= Johan (son of Sverker I) =

Son of King Sverker the Elder

Johan Sverkersson (in Old Icelandic sources called Jón jarl Sørkvisson), who died between 1150 and 1153, was the eldest son of King Sverker the Elder of Sweden and his queen Ulfhild Håkansdotter. He had a role in the outbreak of a war between Sweden and Denmark in the 1150s.

==Background and family==

Johan was born in the early 1130s as the son of the recently elevated King Sverker and Queen Ulfhild, the former wife of King Niels of Denmark. Most probably he was the eldest son of the king, his junior siblings being Karl Sverkersson, Helena Sverkersdotter and Ingeborg Sverkersdotter. According to the Danish chronicler Saxo Grammaticus, he was "a very valiant but not very courteous man". Preserved lists of donations to the Catholic Church indicate that he married a lady called Ragnhild, probably a relative of Guttorm who was jarl under the reign of Karl Sverkersson (1161-1167). According to a medieval genealogy Johan must have been the father of the two subsequent contenders for the Swedish throne, Kol and Burislev, and another man named Ubbe the Strong. This has been accepted by some historians, such as Adolf Schück, and Lars O. Lagerqvist and Nils Åberg. Some conclude from circumstantial evidence that Johan also had a son called Knut, born around 1152 and mentioned as late as the 1190s, and a daughter Cecilia, speculated to have been the consort to King Knut Eriksson. According to a seventeenth-century source, Johan might have had another son, called Alf, who died young and, like Burislev, was interred in Vreta Abbey. Johan is known in Icelandic sources as Jón jarl, and in Swedish genealogies as Johannes dux. Saxo mentions him without a title.

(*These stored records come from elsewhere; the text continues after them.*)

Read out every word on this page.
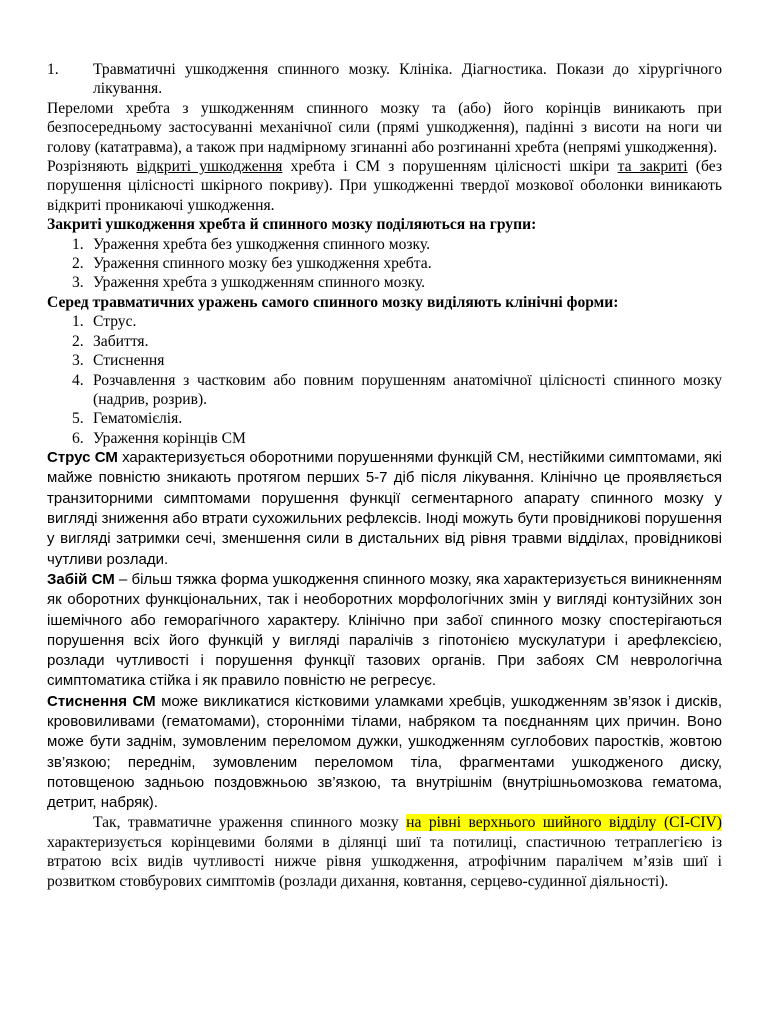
1.	Травматичні ушкодження спинного мозку. Клініка. Діагностика. Покази до хірургічного лікування.

Переломи хребта з ушкодженням спинного мозку та (або) його корінців виникають при безпосередньому застосуванні механічної сили (прямі ушкодження), падінні з висоти на ноги чи голову (кататравма), а також при надмірному згинанні або розгинанні хребта (непрямі ушкодження).

Розрізняють відкриті ушкодження хребта і СМ з порушенням цілісності шкіри та закриті (без порушення цілісності шкірного покриву). При ушкодженні твердої мозкової оболонки виникають відкриті проникаючі ушкодження.

Закриті ушкодження хребта й спинного мозку поділяються на групи:

1. Ураження хребта без ушкодження спинного мозку.
2. Ураження спинного мозку без ушкодження хребта.
3. Ураження хребта з ушкодженням спинного мозку.

Серед травматичних уражень самого спинного мозку виділяють клінічні форми:

1. Струс.
2. Забиття.
3. Стиснення
4. Розчавлення з частковим або повним порушенням анатомічної цілісності спинного мозку (надрив, розрив).
5. Гематомієлія.
6. Ураження корінців СМ

Струс СМ характеризується оборотними порушеннями функцій СМ, нестійкими симптомами, які майже повністю зникають протягом перших 5-7 діб після лікування. Клінічно це проявляється транзиторними симптомами порушення функції сегментарного апарату спинного мозку у вигляді зниження або втрати сухожильних рефлексів. Іноді можуть бути провідникові порушення у вигляді затримки сечі, зменшення сили в дистальних від рівня травми відділах, провідникові чутливи розлади.

Забій СМ – більш тяжка форма ушкодження спинного мозку, яка характеризується виникненням як оборотних функціональних, так і необоротних морфологічних змін у вигляді контузійних зон ішемічного або геморагічного характеру. Клінічно при забої спинного мозку спостерігаються порушення всіх його функцій у вигляді паралічів з гіпотонією мускулатури і арефлексією, розлади чутливості і порушення функції тазових органів. При забоях СМ неврологічна симптоматика стійка і як правило повністю не регресує.

Стиснення СМ може викликатися кістковими уламками хребців, ушкодженням зв’язок і дисків, крововиливами (гематомами), сторонніми тілами, набряком та поєднанням цих причин. Воно може бути заднім, зумовленим переломом дужки, ушкодженням суглобових паростків, жовтою зв’язкою; переднім, зумовленим переломом тіла, фрагментами ушкодженого диску, потовщеною задньою поздовжньою зв’язкою, та внутрішнім (внутрішньомозкова гематома, детрит, набряк).

Так, травматичне ураження спинного мозку на рівні верхнього шийного відділу (CI-CIV) характеризується корінцевими болями в ділянці шиї та потилиці, спастичною тетраплегією із втратою всіх видів чутливості нижче рівня ушкодження, атрофічним паралічем м’язів шиї і розвитком стовбурових симптомів (розлади дихання, ковтання, серцево-судинної діяльності).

==Catalyst of conflict and death==

Johan's mother Ulfhild died before 1150 and Sverker remarried with Richeza of Poland. According to Saxo Grammaticus, the Danish pretender Canute V, Richeza's son in a previous marriage, fled to the court of Sverker in 1150. Sverker received his stepson friendly at first, but Canute was soon forced to sell land that he owned in Sweden in order to maintain himself. Saxo alleges that Johan wrote a lampoon of Canute, where he teased him for being hapless in warfare and a coward. Canute took offence, bought some ships and provisions, and sailed over to Poland and later Germany before re-entering Denmark. (Later on, after Johan's demise, Canute became Sverker's son-in-law by marrying his daughter Helena.)

Not long afterwards, the Danish governor of Halland, Karl, was absent from his jurisdiction. According to Saxo, Prince Johan desired Karl's wife and her sister, who was a widow. He therefore took the opportunity to abduct them and brought them to Sweden where they were sexually abused. Johan forced them to have sex with him in turns, every second night, "and thus violated these chaste women by employing the vilest excesses with them". This behaviour enraged Sverker and the population, and Johan was eventually forced to return the two sisters to Denmark. However, the damage had been done and the Danish King Sweyn III used the incident as a justification for his preparation to invade Sverker's realm. While this served as a pretext, the hostility of Sweyn was mainly due to Sverker's support of his rival Canute V.

Some time later, in about 1152 or 1153, Prince Johan appeared at a Thing where he was killed by an enraged peasantry. He cannot have been much more than 20 years of age when he met his violent end. The incident might have been caused by his recent transgressions. As a result of the killing, a conflict arose between Sverker and his people. Sweyn III took advantage of the turmoil and intervened in the southern province Småland in 1153–54. The war was not a success, however.

==Legacy==

According to Snorri Sturluson's Skáldatal, Johan was one of the patrons of the Icelandic skald Halldórr skvaldri. His full brother Karl Sverkersson became king in 1161. After Karl's violent death in 1167 at the hand of Knut Eriksson, Johan's young sons Kol and Burislev headed the party of the House of Sverker for a while but were also slain by Knut by 1172/73. Their brother Ubbe the Strong might be the same person as Ulf Jarl who flourished in the 1160s.